July 31st, 2013


"There's nothing I'd like better than to fall. But I fear..."

Wind, in time, rapes the flower trembling on the vine. ~ Sarah McLachlan

Comments, please. It's going to be a long day.**

I slept too much last night. Possibly almost eight hours, but I'm not certain. It culminated in a long dream about working with Dame Darcy on a song based on "7/7/7." We were working out of ramshackle shotgun shacks in the middle of an abandoned strip mine, and there were enormous spoil heaps left from stripping out all the coal. Dame Darcy had written this unbelievably beautiful song, and I can not recall a single note of it. She played it on the banjo, and just hearing it made me want to cry. I became obsessed with the way her mind worked, and with the way it had produced that one song, and then she began writing other songs based on "7/7/7" until we had enough for a sort of musical. We'd walk into town with Spooky. Town was the sort of Appalachian nightmare you'd find, say, in West Virginia circa 1935. But everything was shades of grey and black, almost like watching an old film. Tall whitewashed store fronts. Cafes. Deserted streets. And then, somehow, David Bowie recording the songs, and the whole thing becoming a film, and a night when the town was completely devoured in fire. The places that were "the film" and reality became increasingly blurred until, in the end, there was only the night on fire, filled with werewolves and angry men and weeping women. And that is what I dreamt immediately before waking.

Gods, I slept to late.

I've begun writing out a Ghûl lexicon, just a vocabulary of maybe a hundred words and phrases, getting ready for Cherry Bomb, which, as it happens, is about ghouls.* Qqi e'iá ylön*** ("The Fifty curse mercy.") It would be nice if I had a linguist on hand. Then again, putting all this work in on a Siobhan book seems a bit absurd. I'll probably include the lexicon in the back, with a pronunciation guide.

I've been told to take a week before turning in "Ballad on an Echo Whisperer," to read over it several times at my leisure, to see what I really think and where it may still need work. This is, too me, a method inimical to writing. Almost without exception, my stories come out as they will be published. There's not, usually, rewriting and fiddling about and fussing. Whatever happens with this story, I just want it gone.
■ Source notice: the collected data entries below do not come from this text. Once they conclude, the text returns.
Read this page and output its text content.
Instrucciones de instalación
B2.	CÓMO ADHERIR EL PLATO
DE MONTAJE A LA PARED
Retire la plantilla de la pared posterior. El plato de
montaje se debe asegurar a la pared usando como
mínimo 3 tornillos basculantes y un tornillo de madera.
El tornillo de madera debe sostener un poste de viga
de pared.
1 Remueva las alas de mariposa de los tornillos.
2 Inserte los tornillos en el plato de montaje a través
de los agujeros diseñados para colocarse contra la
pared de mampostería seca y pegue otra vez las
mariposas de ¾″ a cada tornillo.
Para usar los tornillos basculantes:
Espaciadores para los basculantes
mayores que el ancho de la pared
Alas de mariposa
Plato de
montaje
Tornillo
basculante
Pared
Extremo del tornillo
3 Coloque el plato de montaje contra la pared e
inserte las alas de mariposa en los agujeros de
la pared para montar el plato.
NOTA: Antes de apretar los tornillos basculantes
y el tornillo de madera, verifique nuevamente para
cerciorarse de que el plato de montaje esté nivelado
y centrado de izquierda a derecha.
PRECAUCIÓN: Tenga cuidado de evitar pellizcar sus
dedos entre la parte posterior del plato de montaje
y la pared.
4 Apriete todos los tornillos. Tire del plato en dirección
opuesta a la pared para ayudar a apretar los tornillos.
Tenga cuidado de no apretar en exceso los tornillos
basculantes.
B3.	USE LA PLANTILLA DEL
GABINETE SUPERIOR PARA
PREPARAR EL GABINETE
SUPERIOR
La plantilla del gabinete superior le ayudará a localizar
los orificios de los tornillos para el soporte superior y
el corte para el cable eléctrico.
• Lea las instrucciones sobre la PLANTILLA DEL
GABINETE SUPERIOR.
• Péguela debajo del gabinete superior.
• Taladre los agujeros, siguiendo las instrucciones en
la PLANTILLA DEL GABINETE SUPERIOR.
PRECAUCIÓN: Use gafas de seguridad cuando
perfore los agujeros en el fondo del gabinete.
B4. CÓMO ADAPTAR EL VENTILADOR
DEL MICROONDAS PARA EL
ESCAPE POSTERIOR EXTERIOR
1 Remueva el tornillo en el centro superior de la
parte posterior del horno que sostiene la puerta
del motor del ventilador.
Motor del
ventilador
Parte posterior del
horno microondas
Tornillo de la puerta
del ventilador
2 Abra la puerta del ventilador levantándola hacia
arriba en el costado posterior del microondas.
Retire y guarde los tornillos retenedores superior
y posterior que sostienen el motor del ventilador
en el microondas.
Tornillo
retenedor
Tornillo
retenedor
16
Most of yesterday was a disaster. Or a waste. Or a disastrous waste. We went to Moonstone Beach, only to find, upon arriving, that there were four and five foot swells, a steady wind that was anything but warm, and the sea that had been warm a week ago icy cold. Since coming to Rhode Island, I've swum in some cold fucking water. But yesterday was too much. I made it about twenty or thirty feet out, maybe, and already the waves were lifting me off my feet. I left the water immediately. And, of course, that wind only made it colder. I'm guessing deeper, colder water was being churned up. I lay on the sand a while, cursing what passes for summer in Rhode Island, cursing the wind off the sound. Then we left and came home.

And I have made a decision. I can't stay here. In Rhode Island. In New England. It's been five years, I can no longer take the cold, and I have fuck all to show for my time here. I'm going south again, though I have no idea how or precisely where or how long it will be before I am able. I will probably have to make it through another winter. I wanted to make this work. Desperately, did I want to make this work. Oh, and please do not suggest places I "should" go. I had enough of that yesterday on Facebook (with bizarre invites ranging from Cincinnati to Huston).

Thank you, Mr. Bowie, for making mine and Darcy's dream movie:

Sleep Hungover,
Aunt Beast

* No connection/tie-in with ghouls in my other novels. The Quinn books are trapped in their own little universe.
** Quite a bit longer than I thought.
*** Qqi e'iá ylön. (KEE eye-læ wöh; the last "h" is a heavy aspirate) Qqi is always stressed above all other words. No exceptions. In almost all instances, doubled consonants are "click consonants," as in Khoisan languages. It is very difficult for a human tongue and palate to manage Ghûl.